I knew because of this:
I closed on my first home on the one year anniversary of my dad's death. Bittersweet does not begin to describe that time in my life. I was a daddy's girl and he was the only person I wanted - I needed - with me at that time and he was notably missing. The night before my closing he came to me in a dream and said, "I'm right here with you Sis. Everything's going to be alright."
The week I moved in, a buck deer stood in my backyard for several days and as crazy as it may sound . . . I knew it was my dad watching over me. I could feel him.
The next house I bought, my dad sent the train as his blessing.
The next house there was yet another buck deer shortly after we moved in who spent nearly a week in our backyard watching over us.
When I lost it all and had to leave that house, he sent another buck to my new home to greet me. In this house? The train.
Tomorrow I am taking what some would see as a big risk by buying a home with my 'life savings' when I don't have a job - a paying one anyway. Today I was freaking out over it and some other new developments I'll get around to telling you about in due time.
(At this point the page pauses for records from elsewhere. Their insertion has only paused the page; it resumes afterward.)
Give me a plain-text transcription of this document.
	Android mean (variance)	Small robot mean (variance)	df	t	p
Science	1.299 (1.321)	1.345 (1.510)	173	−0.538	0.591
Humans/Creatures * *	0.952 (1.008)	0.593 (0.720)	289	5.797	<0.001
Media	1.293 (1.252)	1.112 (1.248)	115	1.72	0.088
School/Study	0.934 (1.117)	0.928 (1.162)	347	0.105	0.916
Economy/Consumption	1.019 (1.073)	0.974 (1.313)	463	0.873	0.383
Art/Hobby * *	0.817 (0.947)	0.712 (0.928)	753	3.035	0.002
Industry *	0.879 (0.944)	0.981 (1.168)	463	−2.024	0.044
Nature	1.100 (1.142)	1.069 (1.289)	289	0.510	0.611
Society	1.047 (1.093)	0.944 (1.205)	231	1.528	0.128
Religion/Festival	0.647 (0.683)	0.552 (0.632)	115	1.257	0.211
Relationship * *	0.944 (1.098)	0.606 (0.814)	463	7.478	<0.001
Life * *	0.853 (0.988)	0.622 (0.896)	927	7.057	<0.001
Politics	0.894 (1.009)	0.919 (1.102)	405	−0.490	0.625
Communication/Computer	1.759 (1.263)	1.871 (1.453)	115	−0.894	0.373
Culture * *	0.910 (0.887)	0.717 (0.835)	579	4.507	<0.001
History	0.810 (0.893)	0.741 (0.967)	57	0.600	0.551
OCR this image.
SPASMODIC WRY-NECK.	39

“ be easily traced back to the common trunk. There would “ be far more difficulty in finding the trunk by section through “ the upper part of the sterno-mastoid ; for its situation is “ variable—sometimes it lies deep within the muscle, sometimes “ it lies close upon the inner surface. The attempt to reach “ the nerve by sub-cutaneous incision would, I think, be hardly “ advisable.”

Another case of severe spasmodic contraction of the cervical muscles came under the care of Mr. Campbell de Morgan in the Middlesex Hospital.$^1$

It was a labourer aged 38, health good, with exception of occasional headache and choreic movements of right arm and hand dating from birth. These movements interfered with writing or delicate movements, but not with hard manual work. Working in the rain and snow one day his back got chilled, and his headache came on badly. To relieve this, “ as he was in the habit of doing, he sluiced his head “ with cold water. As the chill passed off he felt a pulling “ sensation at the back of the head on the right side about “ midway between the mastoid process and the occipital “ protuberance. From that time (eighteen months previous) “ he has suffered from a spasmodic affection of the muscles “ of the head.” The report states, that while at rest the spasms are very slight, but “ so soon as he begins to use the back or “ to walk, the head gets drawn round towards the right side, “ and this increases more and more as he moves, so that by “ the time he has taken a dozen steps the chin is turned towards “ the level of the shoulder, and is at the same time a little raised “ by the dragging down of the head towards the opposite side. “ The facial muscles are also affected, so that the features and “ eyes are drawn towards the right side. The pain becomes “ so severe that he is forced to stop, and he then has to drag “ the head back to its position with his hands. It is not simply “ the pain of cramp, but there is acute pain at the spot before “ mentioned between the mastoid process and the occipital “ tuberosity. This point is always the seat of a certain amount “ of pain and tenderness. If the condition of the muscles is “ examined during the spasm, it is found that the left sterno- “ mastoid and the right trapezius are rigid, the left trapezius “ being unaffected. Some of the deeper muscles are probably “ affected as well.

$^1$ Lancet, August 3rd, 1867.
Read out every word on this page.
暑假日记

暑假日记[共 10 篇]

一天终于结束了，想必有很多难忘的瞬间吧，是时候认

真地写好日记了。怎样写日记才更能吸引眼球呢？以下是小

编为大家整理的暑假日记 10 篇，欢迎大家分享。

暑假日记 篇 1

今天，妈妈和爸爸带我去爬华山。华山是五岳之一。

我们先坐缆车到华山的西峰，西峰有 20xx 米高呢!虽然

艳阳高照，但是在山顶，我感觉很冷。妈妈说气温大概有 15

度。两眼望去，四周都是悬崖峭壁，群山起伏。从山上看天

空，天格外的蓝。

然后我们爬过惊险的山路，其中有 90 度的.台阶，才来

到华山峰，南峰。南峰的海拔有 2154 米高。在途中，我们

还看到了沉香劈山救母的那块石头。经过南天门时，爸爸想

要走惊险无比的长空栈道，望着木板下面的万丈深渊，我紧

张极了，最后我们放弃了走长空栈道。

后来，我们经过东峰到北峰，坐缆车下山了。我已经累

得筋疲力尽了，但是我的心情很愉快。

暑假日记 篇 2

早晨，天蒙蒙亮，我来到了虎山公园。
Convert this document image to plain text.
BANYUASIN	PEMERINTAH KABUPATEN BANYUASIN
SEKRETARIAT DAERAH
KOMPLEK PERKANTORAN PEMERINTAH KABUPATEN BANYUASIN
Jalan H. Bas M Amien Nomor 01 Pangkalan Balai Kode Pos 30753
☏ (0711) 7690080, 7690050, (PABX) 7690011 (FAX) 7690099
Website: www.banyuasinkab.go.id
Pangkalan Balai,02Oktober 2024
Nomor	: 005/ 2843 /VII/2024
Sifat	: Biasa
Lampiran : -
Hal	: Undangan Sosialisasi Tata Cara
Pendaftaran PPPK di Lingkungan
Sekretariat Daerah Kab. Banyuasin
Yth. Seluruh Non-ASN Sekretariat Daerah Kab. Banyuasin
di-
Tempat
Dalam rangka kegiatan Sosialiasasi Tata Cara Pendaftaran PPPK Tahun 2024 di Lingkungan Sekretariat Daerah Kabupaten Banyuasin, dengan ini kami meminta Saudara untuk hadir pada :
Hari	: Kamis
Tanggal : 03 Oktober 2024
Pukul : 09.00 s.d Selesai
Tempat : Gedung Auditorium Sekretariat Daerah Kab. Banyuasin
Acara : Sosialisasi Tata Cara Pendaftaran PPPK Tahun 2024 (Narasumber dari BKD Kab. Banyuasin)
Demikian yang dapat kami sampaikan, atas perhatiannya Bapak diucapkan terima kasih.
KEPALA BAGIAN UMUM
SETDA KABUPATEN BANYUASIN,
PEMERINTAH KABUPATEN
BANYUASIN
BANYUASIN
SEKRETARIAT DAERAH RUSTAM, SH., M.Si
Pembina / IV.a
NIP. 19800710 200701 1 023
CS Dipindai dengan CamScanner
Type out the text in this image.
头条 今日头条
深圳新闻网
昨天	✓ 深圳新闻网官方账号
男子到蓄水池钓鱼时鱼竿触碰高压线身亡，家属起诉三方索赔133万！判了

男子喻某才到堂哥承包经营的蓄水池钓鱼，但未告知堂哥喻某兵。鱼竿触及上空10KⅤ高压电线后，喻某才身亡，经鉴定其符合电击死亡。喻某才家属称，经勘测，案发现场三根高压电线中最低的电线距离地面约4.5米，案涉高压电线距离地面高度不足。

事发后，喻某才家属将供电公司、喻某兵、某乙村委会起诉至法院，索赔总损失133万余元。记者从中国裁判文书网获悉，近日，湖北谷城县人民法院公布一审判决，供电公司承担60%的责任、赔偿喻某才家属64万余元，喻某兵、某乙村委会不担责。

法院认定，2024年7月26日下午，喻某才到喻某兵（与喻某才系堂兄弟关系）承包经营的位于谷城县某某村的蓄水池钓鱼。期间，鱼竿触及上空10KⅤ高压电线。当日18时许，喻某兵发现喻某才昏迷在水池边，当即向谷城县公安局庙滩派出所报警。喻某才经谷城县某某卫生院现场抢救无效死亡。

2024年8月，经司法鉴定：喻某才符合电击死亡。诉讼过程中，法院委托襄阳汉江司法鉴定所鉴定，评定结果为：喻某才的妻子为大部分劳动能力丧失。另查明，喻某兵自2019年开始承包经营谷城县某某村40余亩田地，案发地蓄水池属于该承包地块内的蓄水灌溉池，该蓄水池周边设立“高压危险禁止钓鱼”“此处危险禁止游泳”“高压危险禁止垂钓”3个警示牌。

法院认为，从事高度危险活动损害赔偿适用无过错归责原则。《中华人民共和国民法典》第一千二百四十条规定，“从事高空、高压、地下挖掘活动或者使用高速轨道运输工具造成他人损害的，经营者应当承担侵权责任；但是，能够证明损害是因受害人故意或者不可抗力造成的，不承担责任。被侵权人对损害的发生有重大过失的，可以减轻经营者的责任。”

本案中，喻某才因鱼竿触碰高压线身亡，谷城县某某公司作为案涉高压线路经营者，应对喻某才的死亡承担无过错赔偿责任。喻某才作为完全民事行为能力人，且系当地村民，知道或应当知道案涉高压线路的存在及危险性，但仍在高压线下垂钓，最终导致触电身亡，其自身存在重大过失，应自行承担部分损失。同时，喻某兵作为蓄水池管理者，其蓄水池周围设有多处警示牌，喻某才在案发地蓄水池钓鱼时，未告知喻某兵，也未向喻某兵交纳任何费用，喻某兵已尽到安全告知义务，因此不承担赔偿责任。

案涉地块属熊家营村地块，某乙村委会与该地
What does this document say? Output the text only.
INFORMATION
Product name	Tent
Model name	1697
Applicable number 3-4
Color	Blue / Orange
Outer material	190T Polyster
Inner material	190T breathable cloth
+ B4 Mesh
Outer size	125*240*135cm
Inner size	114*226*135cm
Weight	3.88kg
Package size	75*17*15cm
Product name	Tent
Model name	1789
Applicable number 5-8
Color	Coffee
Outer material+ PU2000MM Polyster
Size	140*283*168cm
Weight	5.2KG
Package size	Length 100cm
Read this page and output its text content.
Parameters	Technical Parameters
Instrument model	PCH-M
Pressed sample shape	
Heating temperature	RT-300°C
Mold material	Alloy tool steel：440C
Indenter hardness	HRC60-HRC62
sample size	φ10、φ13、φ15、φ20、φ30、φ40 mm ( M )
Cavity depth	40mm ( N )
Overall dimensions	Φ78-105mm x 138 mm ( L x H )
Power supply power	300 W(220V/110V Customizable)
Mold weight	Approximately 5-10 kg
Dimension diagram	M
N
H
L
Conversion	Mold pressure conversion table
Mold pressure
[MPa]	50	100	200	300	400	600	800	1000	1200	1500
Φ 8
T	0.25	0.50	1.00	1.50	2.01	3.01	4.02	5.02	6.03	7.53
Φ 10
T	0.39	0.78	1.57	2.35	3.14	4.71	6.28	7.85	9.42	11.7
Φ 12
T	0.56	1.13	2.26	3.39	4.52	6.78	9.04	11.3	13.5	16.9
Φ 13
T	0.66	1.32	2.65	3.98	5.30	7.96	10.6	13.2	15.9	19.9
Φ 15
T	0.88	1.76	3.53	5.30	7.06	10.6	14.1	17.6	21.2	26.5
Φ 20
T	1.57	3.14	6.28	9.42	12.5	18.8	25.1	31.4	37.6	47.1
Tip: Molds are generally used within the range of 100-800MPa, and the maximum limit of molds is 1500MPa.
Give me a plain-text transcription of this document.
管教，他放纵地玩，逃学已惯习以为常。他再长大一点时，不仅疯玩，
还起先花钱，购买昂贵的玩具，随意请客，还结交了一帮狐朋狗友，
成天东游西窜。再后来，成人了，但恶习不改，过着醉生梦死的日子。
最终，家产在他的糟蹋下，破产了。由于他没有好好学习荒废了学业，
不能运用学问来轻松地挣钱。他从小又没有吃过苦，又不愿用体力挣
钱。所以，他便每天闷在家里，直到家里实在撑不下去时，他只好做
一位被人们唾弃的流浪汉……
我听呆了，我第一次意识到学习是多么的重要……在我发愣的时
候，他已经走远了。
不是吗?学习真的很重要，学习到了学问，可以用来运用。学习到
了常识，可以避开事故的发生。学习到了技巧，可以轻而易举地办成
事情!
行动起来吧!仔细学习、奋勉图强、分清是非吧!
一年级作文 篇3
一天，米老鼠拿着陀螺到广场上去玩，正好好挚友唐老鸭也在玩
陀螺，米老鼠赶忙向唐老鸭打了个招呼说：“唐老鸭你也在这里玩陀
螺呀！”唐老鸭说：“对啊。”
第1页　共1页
In true 'Dad' fashion, that's when the doe showed up. I know she was sent by him to let me know all is right in my world and he is there every step of the way. Being the ungrateful whiny little brat of a daughter that I am, I challenged my dad with, "Is that all you've got Dad? I don't deserve a buck this time? Just this lousy doe?" Charming, aren't I?
That's when a friend of mine spoke up and pointed out all of the changes that have been taking place in my amazing life leading up to this point. She believes this is my dad's way of letting me know I can do this on my own. I don't need to rely on his strength anymore, just on my own strong peaceful spirit like that doe. He'll be there, but this is all me this time.
I don't know for sure, and I'd never admit it out loud but I think she just may be right.